Step 1: Translate conditions
Let $U\subseteq P$ satisfy:
- $U$ is an up-set (monotonicity),
- $U = P \setminus \omega(U)$ (self-duality).
Equivalently:
- each orbit ${x,\omega(x)}$ contains exactly one element of $U$.
Step 2: Use bottom and top elements
Let
$$ \mathbf{0}=(0,0), \quad \mathbf{1}=(m,n). $$
These form an orbit since $\omega(\mathbf{0})=\mathbf{1}$.
So exactly one of $\mathbf{0},\mathbf{1}$ lies in $U$.
Case 1: $\mathbf{1}\in U$
Since $U$ is an up-set and $\mathbf{1}$ is the maximum element, this implies
$$ U = P. $$
But then self-duality gives $U = P \setminus \omega(U) = \varnothing$, contradiction.
So this case is impossible.
Case 2: $\mathbf{1}\notin U$
Then by the orbit condition,
$$ \mathbf{0}\in U. $$
But $U$ is an up-set and $\mathbf{0}$ is the minimum element of $P$, so every element satisfies $(0,0)\le (i,j)$, hence
$$ U = P. $$
This contradicts $\mathbf{1}\notin U$.
Step 3: Conclusion
Both cases are impossible.
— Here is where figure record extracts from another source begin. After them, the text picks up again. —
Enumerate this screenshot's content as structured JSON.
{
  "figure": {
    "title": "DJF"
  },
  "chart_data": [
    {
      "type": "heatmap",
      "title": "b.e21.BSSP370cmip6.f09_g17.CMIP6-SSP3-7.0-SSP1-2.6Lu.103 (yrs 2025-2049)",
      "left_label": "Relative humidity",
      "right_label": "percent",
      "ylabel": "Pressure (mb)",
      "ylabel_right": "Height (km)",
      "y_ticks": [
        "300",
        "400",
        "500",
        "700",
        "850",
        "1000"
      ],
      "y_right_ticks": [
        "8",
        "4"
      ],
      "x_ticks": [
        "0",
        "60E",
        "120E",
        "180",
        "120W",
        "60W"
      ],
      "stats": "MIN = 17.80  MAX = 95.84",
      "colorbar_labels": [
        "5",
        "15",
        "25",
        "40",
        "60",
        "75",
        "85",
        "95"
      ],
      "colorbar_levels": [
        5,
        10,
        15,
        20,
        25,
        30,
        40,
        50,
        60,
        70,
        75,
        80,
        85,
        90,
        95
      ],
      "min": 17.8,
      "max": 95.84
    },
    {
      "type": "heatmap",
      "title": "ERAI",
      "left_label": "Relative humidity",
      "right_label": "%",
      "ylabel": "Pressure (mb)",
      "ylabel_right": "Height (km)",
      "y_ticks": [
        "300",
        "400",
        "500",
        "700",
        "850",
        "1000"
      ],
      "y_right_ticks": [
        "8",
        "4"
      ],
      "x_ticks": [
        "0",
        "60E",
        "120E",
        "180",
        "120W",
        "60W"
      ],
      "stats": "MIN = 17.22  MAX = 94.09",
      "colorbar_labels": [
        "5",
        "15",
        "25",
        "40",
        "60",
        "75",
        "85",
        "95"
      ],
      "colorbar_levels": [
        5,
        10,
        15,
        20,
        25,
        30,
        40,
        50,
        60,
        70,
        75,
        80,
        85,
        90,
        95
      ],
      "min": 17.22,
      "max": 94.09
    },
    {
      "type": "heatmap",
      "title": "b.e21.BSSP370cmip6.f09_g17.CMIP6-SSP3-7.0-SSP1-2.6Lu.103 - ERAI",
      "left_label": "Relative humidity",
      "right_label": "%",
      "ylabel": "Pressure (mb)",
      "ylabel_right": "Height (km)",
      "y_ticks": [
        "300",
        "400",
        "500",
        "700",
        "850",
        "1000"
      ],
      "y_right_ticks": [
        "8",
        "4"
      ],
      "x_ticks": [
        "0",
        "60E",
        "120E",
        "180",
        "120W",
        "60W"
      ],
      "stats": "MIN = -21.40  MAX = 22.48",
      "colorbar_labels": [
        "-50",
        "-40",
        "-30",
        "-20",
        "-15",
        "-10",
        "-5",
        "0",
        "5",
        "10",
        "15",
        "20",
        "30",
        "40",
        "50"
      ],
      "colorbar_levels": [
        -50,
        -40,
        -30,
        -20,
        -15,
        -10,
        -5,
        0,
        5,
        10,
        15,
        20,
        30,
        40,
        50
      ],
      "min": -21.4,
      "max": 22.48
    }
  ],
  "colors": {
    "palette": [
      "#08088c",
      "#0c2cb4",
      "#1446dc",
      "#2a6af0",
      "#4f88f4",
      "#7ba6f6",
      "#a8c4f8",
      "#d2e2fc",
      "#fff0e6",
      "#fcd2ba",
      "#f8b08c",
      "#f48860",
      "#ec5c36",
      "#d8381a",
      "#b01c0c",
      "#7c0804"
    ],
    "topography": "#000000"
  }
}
Therefore no such function exists.
$$ \boxed{0} $$
for all $m,n\ge 0$.
Final answers
$$ \text{(a)}\quad 2^{(m+1)(n+1)} $$
$$ \text{(b)}\quad \binom{m+n+2}{m+1} $$
$$ \text{(c)}\quad \begin{cases} 2^{(m+1)(n+1)/2}, & \text{if } m \text{ or } n \text{ is odd},\ 0, & \text{if } m,n \text{ are even} \end{cases} $$
$$ \text{(d)}\quad \boxed{0 \text{ for all } m,n} $$
This completes the corrected solution.